An anderer Stelle will Volker Wissing allerdings auch harte Prozessveränderungen vorschreiben. So schwebt dem Digitalminister vor, dass das sogenannte Building Information Modelling (BIM) für Bauprojekte des Bundes verpflichtend wird: "Am Ende müssen wir zu einem Punkt kommen, wo wir sagen: BIM only." Allerdings müsse bis dahin unter anderem Klarheit bei den Standards für die digitale Bauvorhabenmodellierung geschaffen werden. Einen Zeitplan nannte Wissing hierfür nicht.

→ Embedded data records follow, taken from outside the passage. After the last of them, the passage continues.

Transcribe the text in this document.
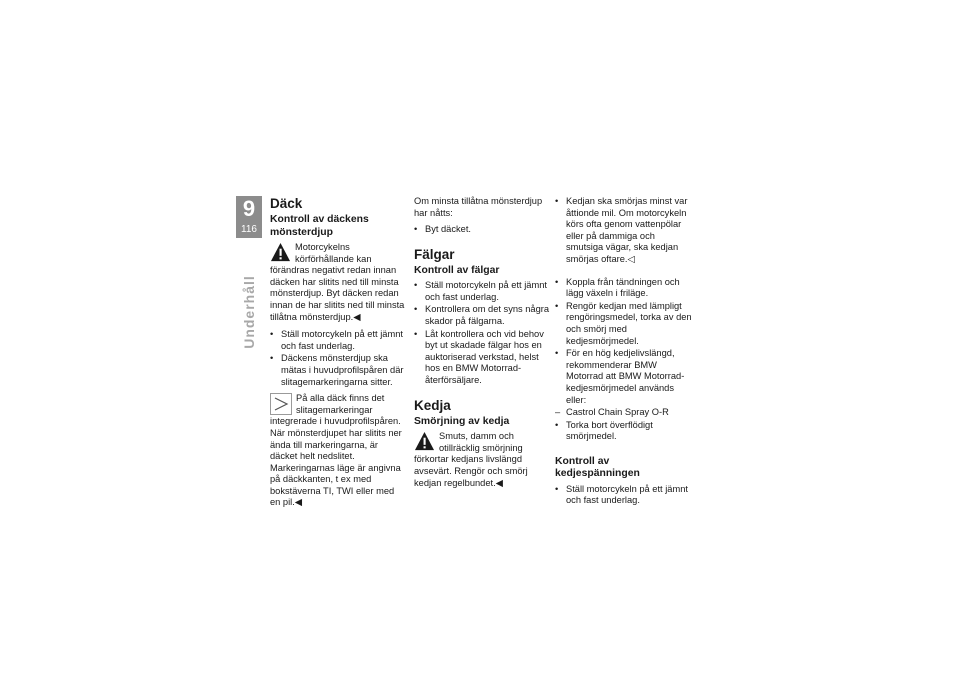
9
116
Underhåll
Däck
Kontroll av däckens mönsterdjup
Motorcykelns körförhållande kan förändras negativt redan innan däcken har slitits ned till minsta mönsterdjup. Byt däcken redan innan de har slitits ned till minsta tillåtna mönsterdjup.◀
• Ställ motorcykeln på ett jämnt och fast underlag.
• Däckens mönsterdjup ska mätas i huvudprofilspåren där slitagemarkeringarna sitter.
På alla däck finns det slitagemarkeringar integrerade i huvudprofilspåren. När mönsterdjupet har slitits ner ända till markeringarna, är däcket helt nedslitet. Markeringarnas läge är angivna på däckkanten, t ex med bokstäverna TI, TWI eller med en pil.◀

Om minsta tillåtna mönsterdjup har nåtts:

• Byt däcket.
Fälgar
Kontroll av fälgar
• Ställ motorcykeln på ett jämnt och fast underlag.
• Kontrollera om det syns några skador på fälgarna.
• Låt kontrollera och vid behov byt ut skadade fälgar hos en auktoriserad verkstad, helst hos en BMW Motorrad-återförsäljare.
Kedja
Smörjning av kedja
Smuts, damm och otillräcklig smörjning förkortar kedjans livslängd avsevärt. Rengör och smörj kedjan regelbundet.◀
• Kedjan ska smörjas minst var åttionde mil. Om motorcykeln körs ofta genom vattenpölar eller på dammiga och smutsiga vägar, ska kedjan smörjas oftare.◁
• Koppla från tändningen och lägg växeln i friläge.
• Rengör kedjan med lämpligt rengöringsmedel, torka av den och smörj med kedjesmörjmedel.
• För en hög kedjelivslängd, rekommenderar BMW Motorrad att BMW Motorrad-kedjesmörjmedel används eller:
– Castrol Chain Spray O-R
• Torka bort överflödigt smörjmedel.
Kontroll av kedjespänningen
• Ställ motorcykeln på ett jämnt och fast underlag.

Derzeit verhandeln die Koalitionäre in Berlin den kommenden Bundeshaushalt. Bislang war für das im Koalitionsvertrag vereinbarte sogenannte Digitalbudget, das zusätzlich zu den jeweiligen Ressortmitteln die Digitalisierung beschleunigen soll, kein Geld vorgesehen. Digitalminister Wissing gibt sich zuversichtlich, dass notwendige Mittel bereitgestellt würden, um Verzögerungen bei den Digitalvorhaben zu verhindern – unabhängig von der Frage, ob das über Ressortzuweisungen oder ein Digitalbudget stattfinde.